According to Odell, Martin had told Sauerstein that Mabel had “delivered a child in 1947,” six years before Odell was born, which in itself wasn’t so shocking. It was what happened after the child had been born that could, Odell thought, change everything.

“After my mother had delivered a child in 1947,” Odell said, “she gave my brother a package wrapped in brown wrapping paper with a string around it and said, ‘Bury this in the backyard.’”

Odell said she understood it was “secondhand information,” but the mere circumstances alone were enough to flood her with optimism.

Actually, it was third-party hearsay. Martin had told Sauerstein, who had then told Odell. To believe it was plausible, certainly. Then again, at the end of the day, would a jury not think it was extremely “convenient” information, suffice it to say it would be coming from a family member? That being said, what did it actually prove?

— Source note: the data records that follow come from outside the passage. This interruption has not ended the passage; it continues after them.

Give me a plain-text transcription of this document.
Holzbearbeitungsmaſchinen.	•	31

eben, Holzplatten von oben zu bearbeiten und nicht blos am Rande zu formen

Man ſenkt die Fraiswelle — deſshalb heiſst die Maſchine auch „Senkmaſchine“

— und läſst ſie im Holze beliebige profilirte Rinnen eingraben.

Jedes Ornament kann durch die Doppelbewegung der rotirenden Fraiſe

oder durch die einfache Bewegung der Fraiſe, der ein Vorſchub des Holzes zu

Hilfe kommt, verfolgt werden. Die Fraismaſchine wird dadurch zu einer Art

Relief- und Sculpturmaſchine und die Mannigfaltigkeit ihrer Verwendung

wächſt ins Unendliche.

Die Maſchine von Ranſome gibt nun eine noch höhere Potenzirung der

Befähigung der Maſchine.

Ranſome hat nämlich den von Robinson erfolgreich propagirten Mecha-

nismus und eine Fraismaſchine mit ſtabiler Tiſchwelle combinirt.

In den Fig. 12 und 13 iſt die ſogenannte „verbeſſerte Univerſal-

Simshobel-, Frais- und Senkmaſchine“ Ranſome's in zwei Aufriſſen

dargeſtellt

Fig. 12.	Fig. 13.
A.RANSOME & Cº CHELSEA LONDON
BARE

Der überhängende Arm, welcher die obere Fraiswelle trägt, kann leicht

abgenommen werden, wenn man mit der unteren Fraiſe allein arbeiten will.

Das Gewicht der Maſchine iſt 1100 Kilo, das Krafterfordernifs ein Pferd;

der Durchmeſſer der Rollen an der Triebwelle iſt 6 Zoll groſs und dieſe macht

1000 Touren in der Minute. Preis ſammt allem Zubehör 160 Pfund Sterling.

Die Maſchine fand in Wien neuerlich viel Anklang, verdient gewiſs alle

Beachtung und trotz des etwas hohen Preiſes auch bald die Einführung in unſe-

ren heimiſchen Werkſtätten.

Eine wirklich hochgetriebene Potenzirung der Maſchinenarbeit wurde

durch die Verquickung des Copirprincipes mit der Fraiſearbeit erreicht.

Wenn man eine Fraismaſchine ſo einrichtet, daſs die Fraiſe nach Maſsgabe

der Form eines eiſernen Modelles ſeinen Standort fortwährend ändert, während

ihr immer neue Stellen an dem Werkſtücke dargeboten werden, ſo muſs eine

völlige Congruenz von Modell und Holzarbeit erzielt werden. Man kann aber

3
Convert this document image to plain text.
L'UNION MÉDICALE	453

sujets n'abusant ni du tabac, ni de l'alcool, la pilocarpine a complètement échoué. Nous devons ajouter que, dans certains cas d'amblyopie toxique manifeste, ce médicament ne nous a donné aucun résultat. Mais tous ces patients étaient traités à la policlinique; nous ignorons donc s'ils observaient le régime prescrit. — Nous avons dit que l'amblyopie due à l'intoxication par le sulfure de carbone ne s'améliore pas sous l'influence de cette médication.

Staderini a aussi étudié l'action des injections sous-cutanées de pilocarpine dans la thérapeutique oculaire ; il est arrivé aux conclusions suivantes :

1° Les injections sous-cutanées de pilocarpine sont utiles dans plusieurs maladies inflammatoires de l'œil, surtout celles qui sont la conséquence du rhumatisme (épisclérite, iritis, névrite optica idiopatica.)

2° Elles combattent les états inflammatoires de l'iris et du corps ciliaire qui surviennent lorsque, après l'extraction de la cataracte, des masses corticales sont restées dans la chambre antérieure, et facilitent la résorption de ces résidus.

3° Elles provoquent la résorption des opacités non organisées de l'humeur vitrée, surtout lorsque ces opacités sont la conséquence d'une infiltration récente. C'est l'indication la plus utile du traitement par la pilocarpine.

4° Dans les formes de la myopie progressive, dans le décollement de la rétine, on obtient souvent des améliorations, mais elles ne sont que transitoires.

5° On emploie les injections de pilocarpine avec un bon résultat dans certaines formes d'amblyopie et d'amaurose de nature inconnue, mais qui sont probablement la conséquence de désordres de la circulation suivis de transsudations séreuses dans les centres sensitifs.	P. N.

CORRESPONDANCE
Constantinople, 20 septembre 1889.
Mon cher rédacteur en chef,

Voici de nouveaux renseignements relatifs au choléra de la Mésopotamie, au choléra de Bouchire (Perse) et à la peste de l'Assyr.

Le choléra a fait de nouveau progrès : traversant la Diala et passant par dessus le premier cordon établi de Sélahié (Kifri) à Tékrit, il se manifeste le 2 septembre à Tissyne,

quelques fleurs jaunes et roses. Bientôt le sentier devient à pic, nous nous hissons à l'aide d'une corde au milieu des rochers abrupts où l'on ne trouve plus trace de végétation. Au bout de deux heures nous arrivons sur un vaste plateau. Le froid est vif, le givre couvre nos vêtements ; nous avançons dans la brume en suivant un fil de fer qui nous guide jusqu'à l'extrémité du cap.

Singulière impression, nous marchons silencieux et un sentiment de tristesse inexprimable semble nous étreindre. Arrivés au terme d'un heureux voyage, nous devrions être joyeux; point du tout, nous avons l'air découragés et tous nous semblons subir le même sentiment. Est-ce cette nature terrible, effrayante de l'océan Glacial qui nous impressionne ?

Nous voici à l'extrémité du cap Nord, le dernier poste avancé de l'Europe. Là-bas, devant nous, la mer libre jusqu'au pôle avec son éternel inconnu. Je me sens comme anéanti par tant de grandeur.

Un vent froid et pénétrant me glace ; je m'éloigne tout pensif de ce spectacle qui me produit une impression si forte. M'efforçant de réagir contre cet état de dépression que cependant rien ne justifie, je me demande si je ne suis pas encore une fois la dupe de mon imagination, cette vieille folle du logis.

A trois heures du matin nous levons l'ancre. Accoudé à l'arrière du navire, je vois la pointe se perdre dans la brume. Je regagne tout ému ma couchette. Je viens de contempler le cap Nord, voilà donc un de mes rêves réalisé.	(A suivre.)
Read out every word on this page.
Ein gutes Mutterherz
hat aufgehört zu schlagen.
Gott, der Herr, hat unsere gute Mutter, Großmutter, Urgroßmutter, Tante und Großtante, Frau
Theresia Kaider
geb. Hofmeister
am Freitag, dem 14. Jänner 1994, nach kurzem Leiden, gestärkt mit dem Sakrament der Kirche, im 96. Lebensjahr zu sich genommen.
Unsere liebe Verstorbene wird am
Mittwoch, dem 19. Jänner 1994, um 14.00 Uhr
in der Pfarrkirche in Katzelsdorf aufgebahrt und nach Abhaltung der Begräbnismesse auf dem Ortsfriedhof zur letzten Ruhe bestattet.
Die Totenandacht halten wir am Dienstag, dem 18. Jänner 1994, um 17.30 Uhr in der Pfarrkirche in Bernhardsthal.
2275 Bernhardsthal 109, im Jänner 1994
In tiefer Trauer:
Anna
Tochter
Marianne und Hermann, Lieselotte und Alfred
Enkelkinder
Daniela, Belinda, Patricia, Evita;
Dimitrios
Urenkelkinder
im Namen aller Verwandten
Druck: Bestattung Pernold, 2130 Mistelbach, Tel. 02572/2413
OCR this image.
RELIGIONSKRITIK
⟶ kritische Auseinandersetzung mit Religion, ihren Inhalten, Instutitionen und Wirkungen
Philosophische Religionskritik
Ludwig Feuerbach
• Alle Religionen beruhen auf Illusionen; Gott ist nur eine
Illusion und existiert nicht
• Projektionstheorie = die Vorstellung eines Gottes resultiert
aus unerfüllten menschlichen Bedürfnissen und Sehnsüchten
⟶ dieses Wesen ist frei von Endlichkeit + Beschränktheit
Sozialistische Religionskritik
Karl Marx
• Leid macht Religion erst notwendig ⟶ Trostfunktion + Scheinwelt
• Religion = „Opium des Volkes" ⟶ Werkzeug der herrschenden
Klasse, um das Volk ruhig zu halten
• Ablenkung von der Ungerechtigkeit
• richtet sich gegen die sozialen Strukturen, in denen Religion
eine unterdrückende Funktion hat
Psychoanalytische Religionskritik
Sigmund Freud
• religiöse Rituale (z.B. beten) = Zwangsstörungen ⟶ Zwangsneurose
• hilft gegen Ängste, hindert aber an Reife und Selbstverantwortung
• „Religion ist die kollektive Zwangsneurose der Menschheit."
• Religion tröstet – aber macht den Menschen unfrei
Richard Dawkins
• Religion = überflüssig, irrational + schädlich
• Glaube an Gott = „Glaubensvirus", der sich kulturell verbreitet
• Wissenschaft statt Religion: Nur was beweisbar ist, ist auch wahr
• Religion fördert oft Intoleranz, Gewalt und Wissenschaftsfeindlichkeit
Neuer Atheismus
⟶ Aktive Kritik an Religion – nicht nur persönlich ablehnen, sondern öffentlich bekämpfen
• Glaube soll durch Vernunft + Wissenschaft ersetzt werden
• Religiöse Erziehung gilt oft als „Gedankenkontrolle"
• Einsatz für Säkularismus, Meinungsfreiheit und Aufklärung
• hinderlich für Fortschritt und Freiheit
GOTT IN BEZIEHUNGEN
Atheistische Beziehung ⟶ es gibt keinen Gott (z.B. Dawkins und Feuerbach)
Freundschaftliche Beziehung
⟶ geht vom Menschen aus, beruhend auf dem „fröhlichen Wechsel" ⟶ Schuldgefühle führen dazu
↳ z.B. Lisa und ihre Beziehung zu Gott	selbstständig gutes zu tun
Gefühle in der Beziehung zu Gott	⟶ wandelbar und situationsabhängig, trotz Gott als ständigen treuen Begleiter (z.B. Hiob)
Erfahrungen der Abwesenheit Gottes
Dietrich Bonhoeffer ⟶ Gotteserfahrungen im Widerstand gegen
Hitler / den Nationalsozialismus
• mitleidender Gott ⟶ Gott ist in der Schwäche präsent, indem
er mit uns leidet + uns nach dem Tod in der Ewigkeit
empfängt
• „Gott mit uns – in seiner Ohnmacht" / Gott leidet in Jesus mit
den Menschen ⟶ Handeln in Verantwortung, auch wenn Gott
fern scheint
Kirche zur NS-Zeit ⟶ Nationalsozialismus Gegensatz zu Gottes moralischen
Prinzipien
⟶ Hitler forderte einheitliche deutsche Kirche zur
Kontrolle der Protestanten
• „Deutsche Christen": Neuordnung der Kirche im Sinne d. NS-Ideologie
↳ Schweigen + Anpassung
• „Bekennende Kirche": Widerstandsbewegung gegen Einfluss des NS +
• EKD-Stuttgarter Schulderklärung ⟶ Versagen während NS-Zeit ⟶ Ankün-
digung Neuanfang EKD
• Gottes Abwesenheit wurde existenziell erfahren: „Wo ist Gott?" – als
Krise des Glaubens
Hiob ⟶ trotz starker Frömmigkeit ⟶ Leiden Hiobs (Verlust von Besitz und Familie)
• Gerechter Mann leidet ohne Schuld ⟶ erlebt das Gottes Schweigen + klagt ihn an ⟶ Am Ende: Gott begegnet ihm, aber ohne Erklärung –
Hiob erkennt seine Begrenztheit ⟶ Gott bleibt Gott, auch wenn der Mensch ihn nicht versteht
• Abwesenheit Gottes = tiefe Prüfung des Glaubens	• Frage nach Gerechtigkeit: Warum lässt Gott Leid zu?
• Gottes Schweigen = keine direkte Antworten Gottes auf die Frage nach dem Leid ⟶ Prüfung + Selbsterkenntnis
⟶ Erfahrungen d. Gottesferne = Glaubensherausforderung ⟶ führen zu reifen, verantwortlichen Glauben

After hearing what could be potentially devastating evidence—if Martin was, of course, willing to share his story with the jury and Schick could get it in—Odell found herself scurrying around, trying to get the information to Schick as the trial approached.

Sauerstein, at Odell’s urging, went to Schick and told him. “Schick knew about it,” she said, “but he was not doing anything about it.”

Schick later said he knew about Martin Lehane’s story and how potentially helpful Martin could be. But to say that he hadn’t done anything about it was a flat-out lie on Odell’s part. Not only did Schick act on it, he called Martin himself in Florida and spoke to him at length several times. Then, after realizing Martin might be able to offer Odell’s defense a serious boost, Schick withdrew money from his personal bank account and flew Martin to New York to go over his potential testimony.

“The information about Mr. Lehane,” Schick recalled, “didn’t become available to us until about a month before trial. I had a number of phone conversations with Martin, and near the beginning of the trial, I flew him up here at my own personal expense.”

Martin spent a considerable amount of time in Schick’s office going over his story.

“Odell claimed we ignored the information,” Schick said. “But we thought the information was
very
important.”

Furthermore, Martin’s credibility was ironclad. “But, unfortunately, it was
too
good,” Schick said. “I think Martin is an honest guy. I believe he was absolutely telling the truth because, in the end, the truth wasn’t good enough.”

Indeed, what Martin could testify to regarding Mabel’s past ultimately wasn’t going to help Odell. In fact, it didn’t even point a finger at Mabel as possibly being involved in any type of crime against a child. Odell obviously had believed what she wanted to, based on what Martin had said.

Mabel had given Martin a package to bury in the yard, according to Schick. That was true. But it wasn’t a child; it was afterbirth, a placenta. Martin was thirteen years old at the time. Mabel had worked as a midwife during the late ’40s. She had helped many women give birth to their children at home at a time when it was a fairly common practice. The story Martin told Schick involved Mabel aiding a woman who was giving birth, and then asking Martin to take a package containing the “afterbirth” and bury it in the backyard. Martin knew it was afterbirth, Schick explained, because he had seen the child leave the house with the woman.

What seemed like a beacon of hope, a chilling recollection of Mabel perhaps involving Martin in some sort of plot to get rid of a dead child, turned in the end into a story that added little to Odell’s contention that Mabel was responsible for the deaths of her three children. It wouldn’t add anything to her defense. Instead, it would only open doors that Odell would have a hard time closing.